Ducati rider standings after 7 rounds, 14 races
Carlos Checa, Althea Ducati
Jakub Smrz, Effenbert-Liberty Ducati
Sylvain Guintoli, Effenbert-Liberty Ducati
Maxime Berger, Supersonic Ducati
It's been almost twelve months since Ducati shocked the World Superbike paddock by announcing its withdrawal in a factory capacity, but seven rounds into the 2011 season, you'd be hard pressed to notice.
The once dominant Xerox machines may not be present on the grid and Althea – whom inherited the role of Ducati's primary WSBK representative – may be just a one-bike outfit, but when team and rider, in this case Carlos Checa, are working in perfect harmony, what more do you need?
Of course, there are murmurs that Ducati's 'withdrawal' is merely more of a side-step, with key personnel still seemingly involved behind the scenes at Althea to give it an unofficial status between semi and factory machinery. Althea and Ducati claim they're privateers, but when the likes of Ernesto Marinelli appears in your garage at meetings, it's hard not to wonder.
Regardless, it does nothing to dilute the magnificent performance of Checa and Althea, with podiums in all but three of the fourteen races, including eight wins. Expected struggles at Monza and an uncharacteristic error at Aragon aside, Checa fully deserves his place at the top of the leaderboard and, after years of chasing a world championship, it now seems very much in his grasp.
Though there are less 1098Rs on the grid than in previous years, Ducati still retain a solid presence in WSBK, with Effenbert-Liberty swelling the ranks in 2011 as a proper satellite entry.

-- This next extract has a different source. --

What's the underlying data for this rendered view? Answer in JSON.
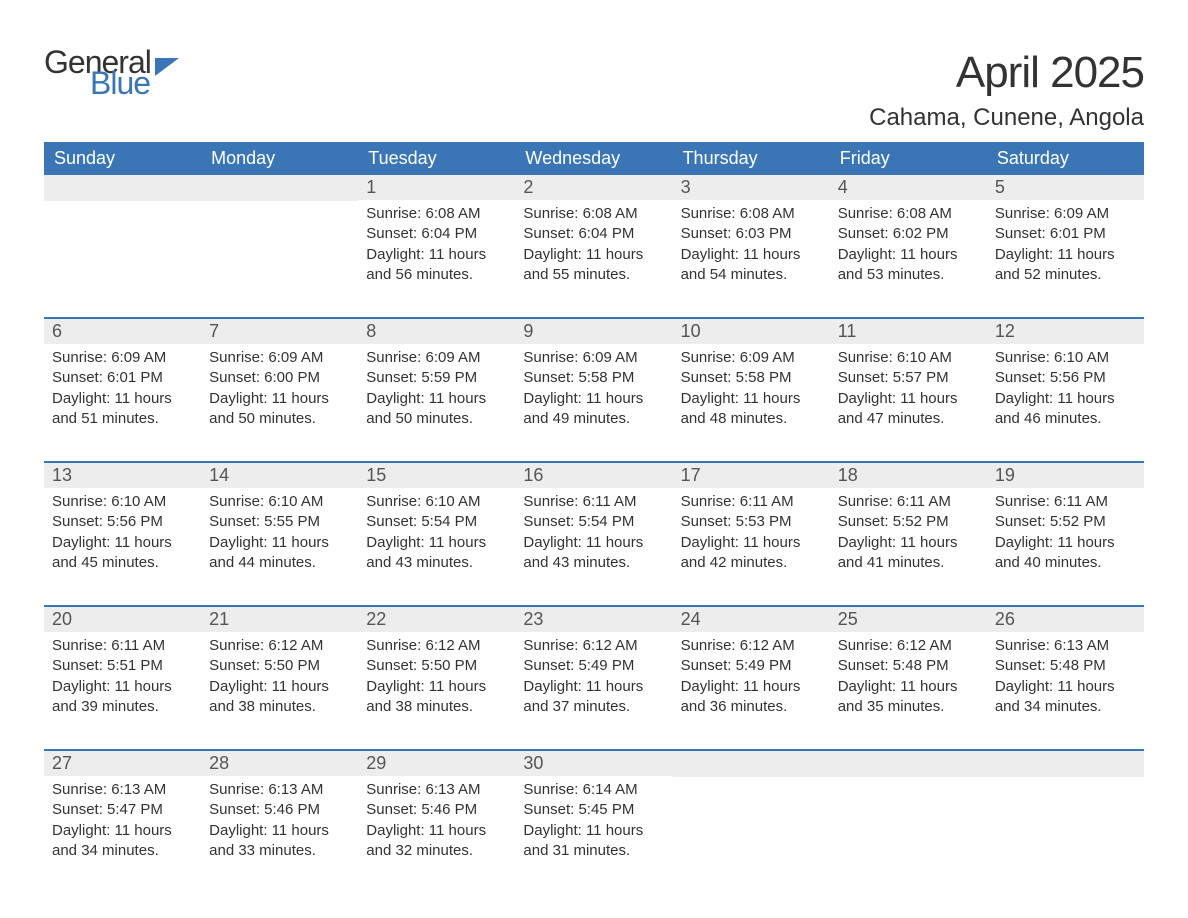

A welcome and competitive addition to the WSBK grid, the distinctive yellow and white machines have shown flashes of speed in the hands of riders Jakub Smrz and Sylvain Guintoli.
More susceptible than the Althea Ducati around circuits that don't favour the twin-cylinder machine, Smrz has nonetheless put in a series of star performances in qualifying (expected) and followed it up with notable race efforts (less expected)

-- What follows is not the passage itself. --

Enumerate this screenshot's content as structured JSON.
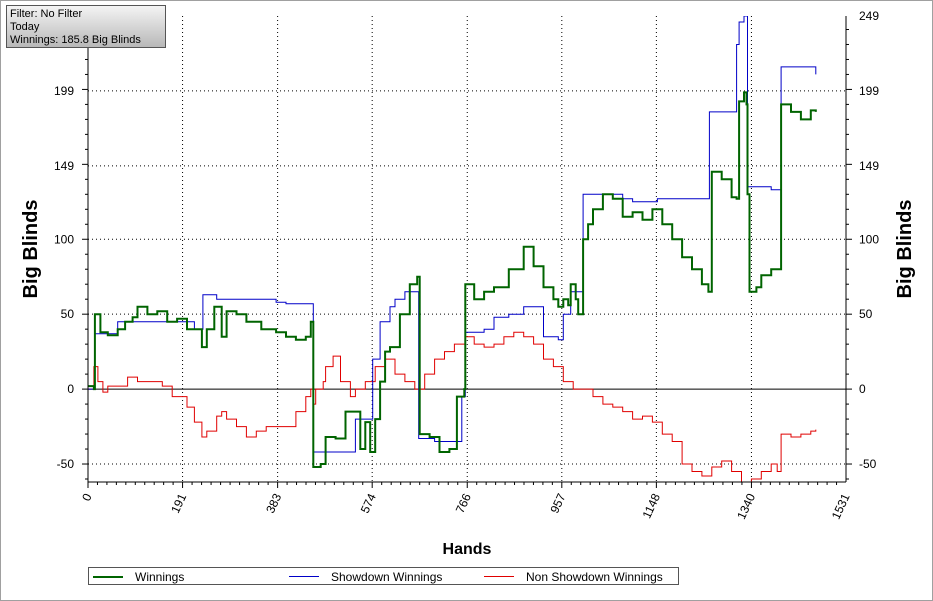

Notching up career podiums two and three at Donington Park and Miller Motorsports Park, it's a shame that the Czech rider has also been prone to a few accidents. Indeed, having been on the cusp of a top five position in the standings at one stage, four straight retirements at Misano and Aragon leave him 11th at this stage.
Guintoli, meanwhile, has seen the early stages of his Ducati return hampered by an injury sustained in the very first race, one that has seemingly taken time to heal. Nonetheless, decent top ten finishes, including a podium behind Smrz in the USA have seen him make stealthy progress up the order recently.

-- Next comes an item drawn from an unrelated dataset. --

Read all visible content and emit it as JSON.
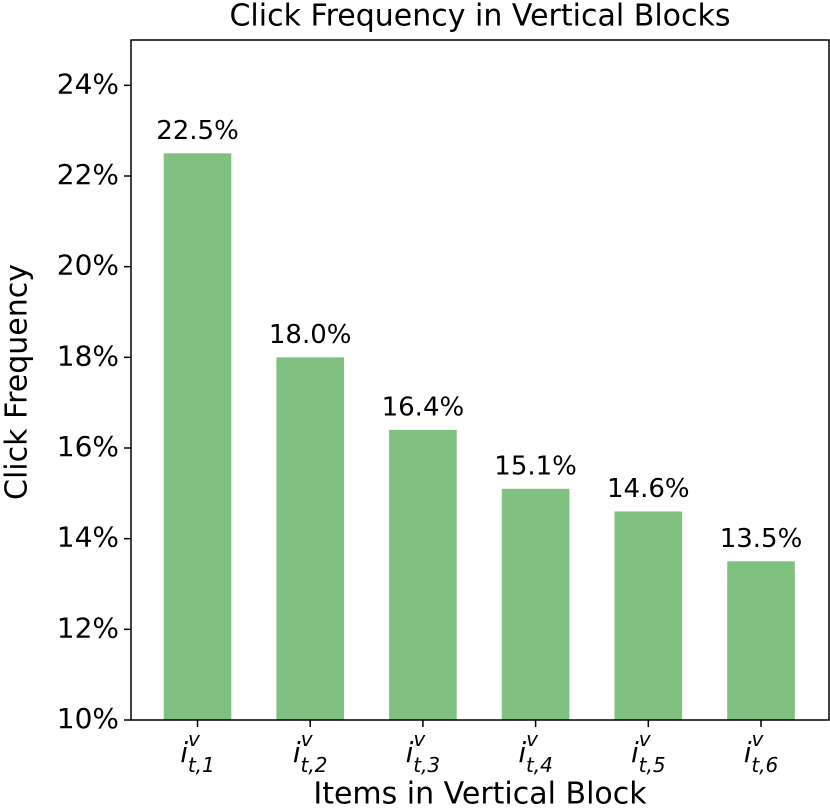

Having shown impressive progress in its maiden 2010 season with Luca Scassa, Supersonic Ducati is enduring a somewhat tougher sophomore campaign, though it hasn't been without some promise.
Signing Superstock standout Maxime Berger, the bike has shown occasional top ten pace that belies some fairly average race finishes. Indeed, reliability issues have been a particular hindrance, while Berger has been overshadowed by former SSTK rival Ayrton Badovini, but his pace is improving.